I pointed, and they stomped through the apartment heading for the kitchen. The hallway was so narrow they had to move in a single file formation. The squirrel, perhaps sensing that the odds had turned against him, made a break for it, streaking between their booted feet and racing up the living room wall, doing his Spiderman act across my fireplace mantle.
Instinctively, I resumed my perch on the back of the couch. One of the firefighters turned to me. “Ma'am,” he said matter-of-factly, “Squirrels always climb to the tallest point available.” He pointed to the couch, my four-inch heels, and the towel wrapped around my head. “Right now, that’s you.”
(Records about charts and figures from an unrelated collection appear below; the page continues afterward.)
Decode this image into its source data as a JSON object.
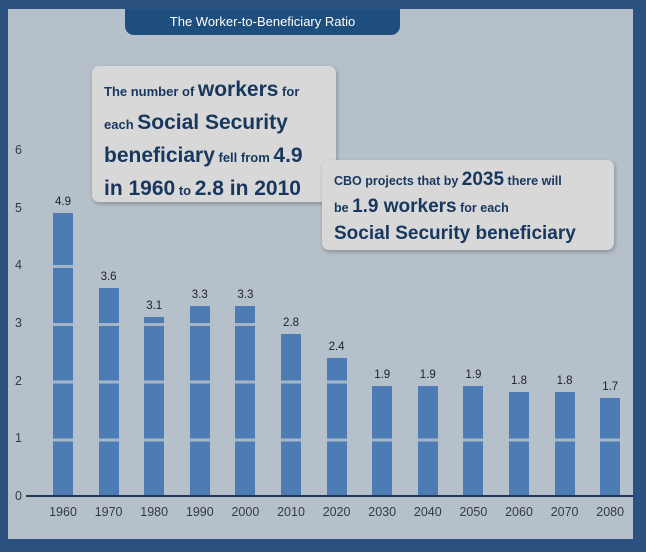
{
  "colors": {
    "frame": "#2b5181",
    "background": "#b6c0ca",
    "title_bar": "#1d4e7d",
    "title_text": "#ffffff",
    "bar": "#4d7cb5",
    "bar_stripe": "#a6b6c7",
    "note_bg": "#d8d8d8",
    "note_text": "#17375e",
    "axis_text": "#333a45",
    "axis_line": "#20365c"
  },
  "header": {
    "title": "The Worker-to-Beneficiary Ratio"
  },
  "annotation1": {
    "line1": {
      "a": "The number of ",
      "b": "workers",
      "c": " for"
    },
    "line2": {
      "a": "each ",
      "b": "Social Security"
    },
    "line3": {
      "a": "beneficiary",
      "b": " fell from ",
      "c": "4.9"
    },
    "line4": {
      "a": "in 1960",
      "b": " to ",
      "c": "2.8 in 2010"
    }
  },
  "annotation2": {
    "line1": {
      "a": "CBO projects that by ",
      "b": "2035",
      "c": " there will"
    },
    "line2": {
      "a": "be ",
      "b": "1.9 workers",
      "c": " for each"
    },
    "line3": {
      "a": "Social Security beneficiary"
    }
  },
  "chart_data": {
    "type": "bar",
    "title": "The Worker-to-Beneficiary Ratio",
    "categories": [
      "1960",
      "1970",
      "1980",
      "1990",
      "2000",
      "2010",
      "2020",
      "2030",
      "2040",
      "2050",
      "2060",
      "2070",
      "2080"
    ],
    "values": [
      4.9,
      3.6,
      3.1,
      3.3,
      3.3,
      2.8,
      2.4,
      1.9,
      1.9,
      1.9,
      1.8,
      1.8,
      1.7
    ],
    "xlabel": "",
    "ylabel": "",
    "ylim": [
      0,
      6
    ],
    "yticks": [
      0,
      1,
      2,
      3,
      4,
      5,
      6
    ],
    "bar_value_labels_shown": true,
    "legend_position": "none",
    "grid": "stripes-on-bars"
  }
}
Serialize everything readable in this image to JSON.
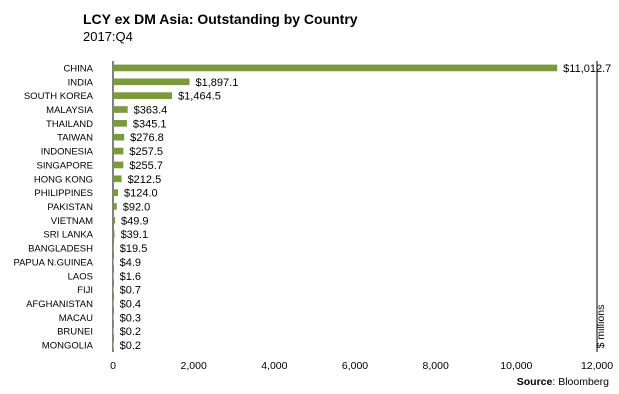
{
  "chart_data": {
    "type": "bar",
    "orientation": "horizontal",
    "title": "LCY ex DM Asia:  Outstanding by Country",
    "subtitle": "2017:Q4",
    "ylabel": "$ millions",
    "source_label": "Source",
    "source_value": ": Bloomberg",
    "xlim": [
      0,
      12000
    ],
    "xticks": [
      0,
      2000,
      4000,
      6000,
      8000,
      10000,
      12000
    ],
    "xtick_labels": [
      "0",
      "2,000",
      "4,000",
      "6,000",
      "8,000",
      "10,000",
      "12,000"
    ],
    "grid": false,
    "bar_color": "#7a9a3c",
    "categories": [
      "CHINA",
      "INDIA",
      "SOUTH KOREA",
      "MALAYSIA",
      "THAILAND",
      "TAIWAN",
      "INDONESIA",
      "SINGAPORE",
      "HONG KONG",
      "PHILIPPINES",
      "PAKISTAN",
      "VIETNAM",
      "SRI LANKA",
      "BANGLADESH",
      "PAPUA N.GUINEA",
      "LAOS",
      "FIJI",
      "AFGHANISTAN",
      "MACAU",
      "BRUNEI",
      "MONGOLIA"
    ],
    "values": [
      11012.7,
      1897.1,
      1464.5,
      363.4,
      345.1,
      276.8,
      257.5,
      255.7,
      212.5,
      124.0,
      92.0,
      49.9,
      39.1,
      19.5,
      4.9,
      1.6,
      0.7,
      0.4,
      0.3,
      0.2,
      0.2
    ],
    "value_labels": [
      "$11,012.7",
      "$1,897.1",
      "$1,464.5",
      "$363.4",
      "$345.1",
      "$276.8",
      "$257.5",
      "$255.7",
      "$212.5",
      "$124.0",
      "$92.0",
      "$49.9",
      "$39.1",
      "$19.5",
      "$4.9",
      "$1.6",
      "$0.7",
      "$0.4",
      "$0.3",
      "$0.2",
      "$0.2"
    ]
  }
}
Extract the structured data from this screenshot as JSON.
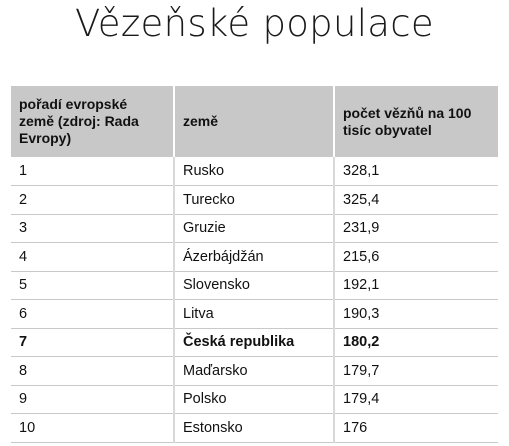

I got down. The squirrel raced back to the kitchen, the firefighters right behind him. I heard a thunk! and a whoosh! and then… silence.
The parade of firefighters tromped past me, and out the front door. The last to leave was holding the squirrel, now coated in blue foam, in his gloved hands. It twitched as it went by, possibly waving its little squirrel fist at me in fury. “You’ve won this time,” I imagined it calling, as it disappeared into that long, dark, rodent night. “But I’ll be back. I’ll…. Beeeeee….. Back…..”
I moved out a few weeks later. It turned out that my hall closet had a hole to the attic in it, and the attic itself had several holes in the roof. My squirrel visitor had fallen through the hole in the roof, then again through the hole in my linen closet, knocking the door open and depositing him into my apartment.
There you have it. The Squirrel Story, in all its humiliating glory. The lesson? Do not take advice from the show Friends. You will feel silly. Also, it’s thirty years later and I still think squirrels look at me funny. As if they are plotting, waiting for the right time…. for revenge.